Verifica-se junto das pessoas que não tem casa e que vivem na rua uma taxa de mortalidade mais elevada do que na população em geral devido à falta de condições que estas pessoas não têm, principalmente na área da saúde.

A prevalência da infeção pelo VIH varia muito entre a população dos próprios sem abrigos mas, geralmente, excede o da população não Sem Abrigo. A elevada prevalência de infeção aliada ao acesso restrito ao tratamento e às más condições de vida tem contribuído para que a infeção pelo VIH se torne a principal causa de morte desta população, nos Estados Unidos da América.

Um estudo realizado em São Francisco revelou uma prevalência de VIH de 10,5% para adultos sem abrigo, o que é cinco vezes maior do que a da população em geral para a mesma cidade. O mesmo estudo revelou uma prevalência de 30% entre os homens sem-teto que fazem sexo com outros homens (HSH) e 8% entre os sem-teto utilizadores de drogas injetáveis (UDI).

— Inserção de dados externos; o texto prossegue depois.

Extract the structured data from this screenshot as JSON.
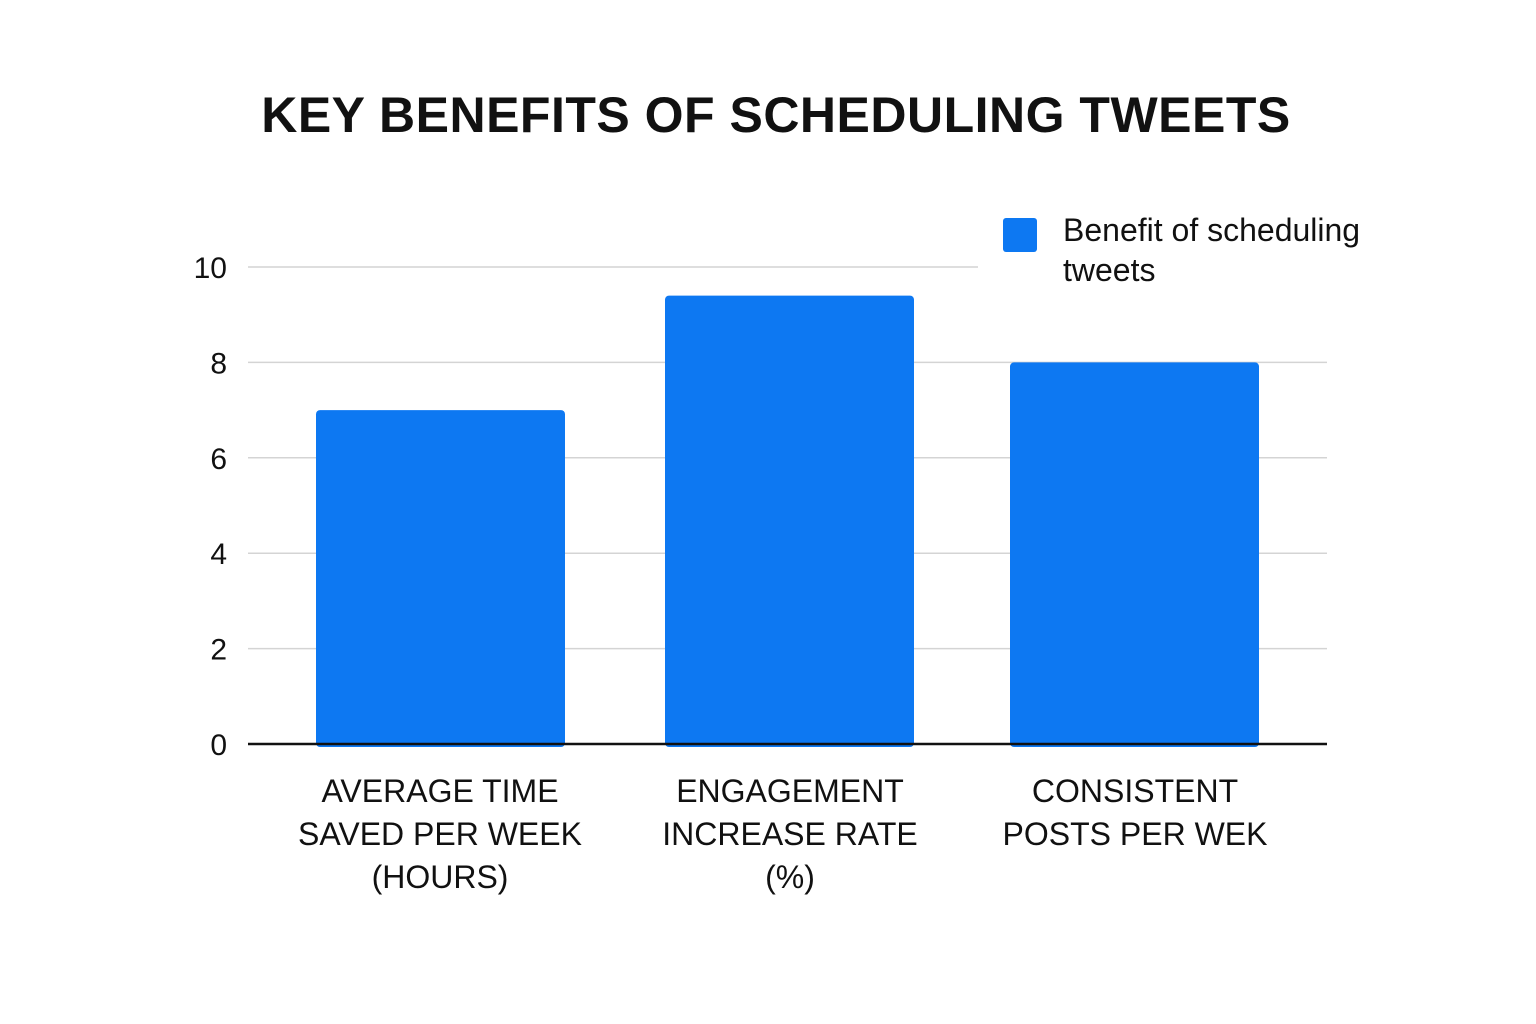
{
  "chart_data": {
    "type": "bar",
    "title": "KEY BENEFITS OF SCHEDULING TWEETS",
    "categories": [
      "AVERAGE TIME SAVED PER WEEK (HOURS)",
      "ENGAGEMENT INCREASE RATE (%)",
      "CONSISTENT POSTS PER WEK"
    ],
    "series": [
      {
        "name": "Benefit of scheduling tweets",
        "values": [
          7,
          9.4,
          8
        ],
        "color": "#0d78f2"
      }
    ],
    "yticks": [
      "0",
      "2",
      "4",
      "6",
      "8",
      "10"
    ],
    "ylim": [
      0,
      10
    ],
    "grid": true,
    "legend_position": "top-right"
  }
}
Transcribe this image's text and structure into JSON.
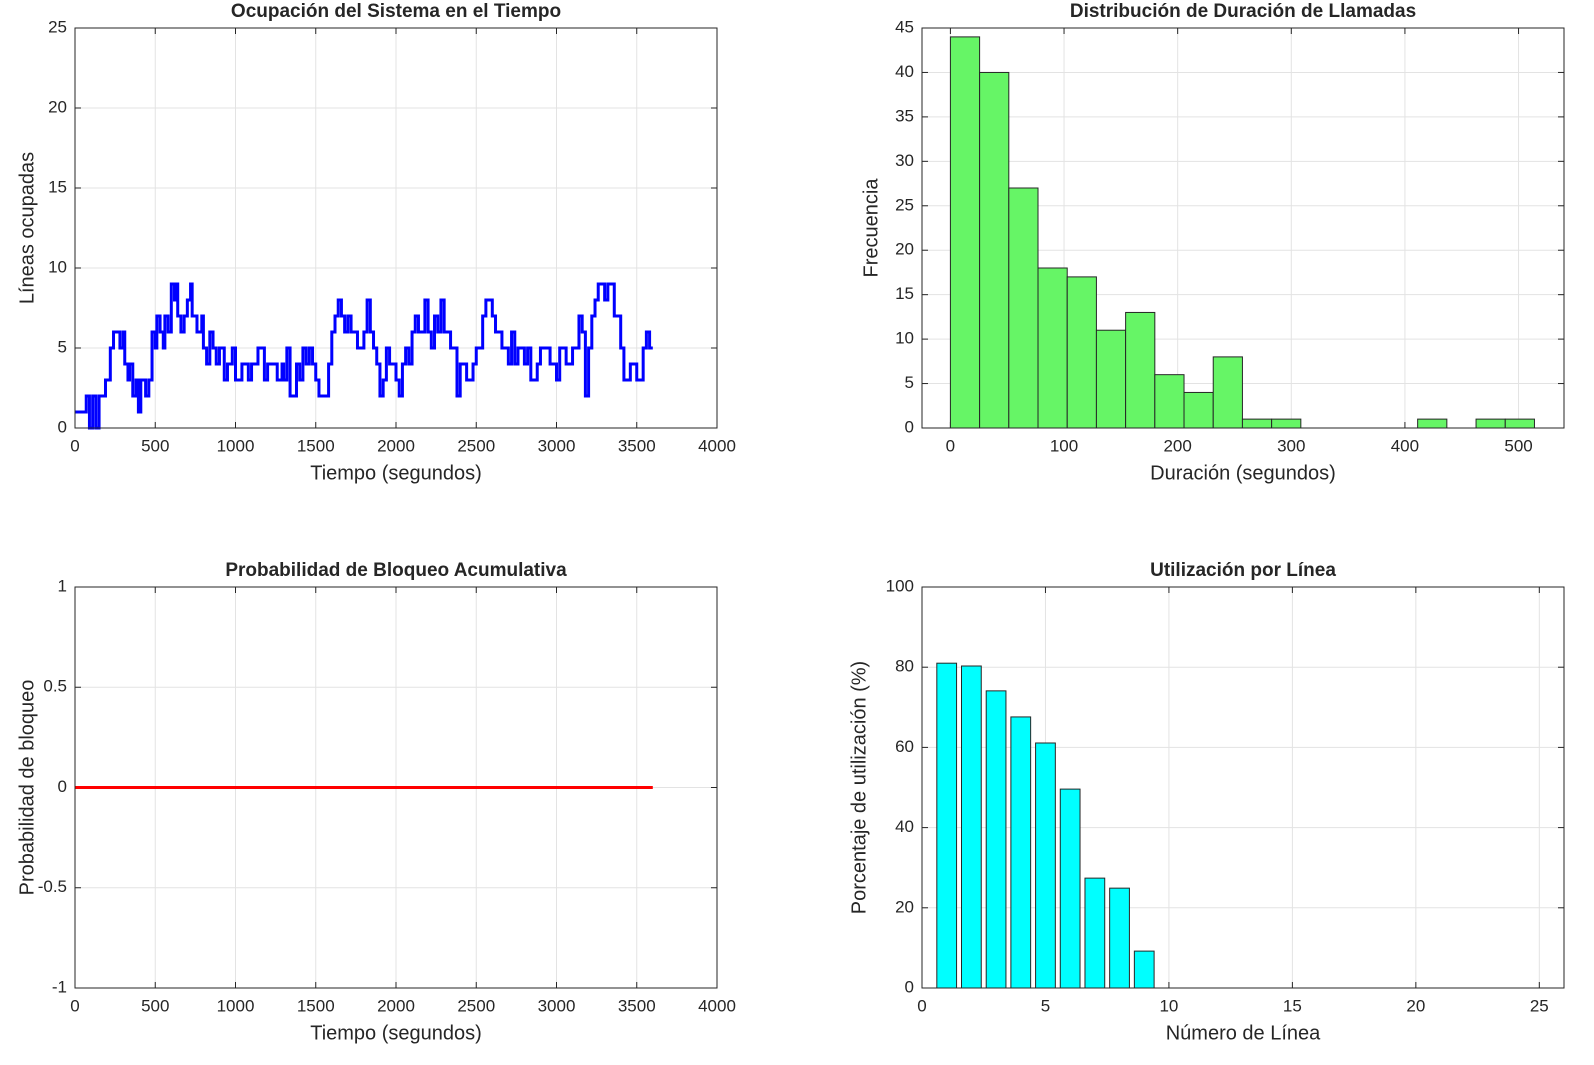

A ligação entre a População Sem Abrigo e a infeção pelo VIH parece ter duas saídas... vejamos, por um lado, as pessoas que vivem com o VIH estão em maior risco de ficarem sem teto devido à discriminação de que são alvo, principalmente, por parte da família e das entidades empregadoras e, por consequência, o difícil acesso à habitação pelos custos elevados de arrendamento ou de compra. Por outro lado, a população sem-abrigo corre um elevado risco de contrair a infeção pelo VIH tendo em conta os fracos recursos que possui por viver nestas condições.

Em Portugal, o fenómeno ainda não se conhece muito bem, no entanto, existe uma Estratégia Nacional para a Integração de Pessoas Sem-Abrigo 2009-2015 e, de acordo com isto a SER+ aceitou participar no Grupo de Planeamento de Integração com os Sem-Abrigo (GPISA).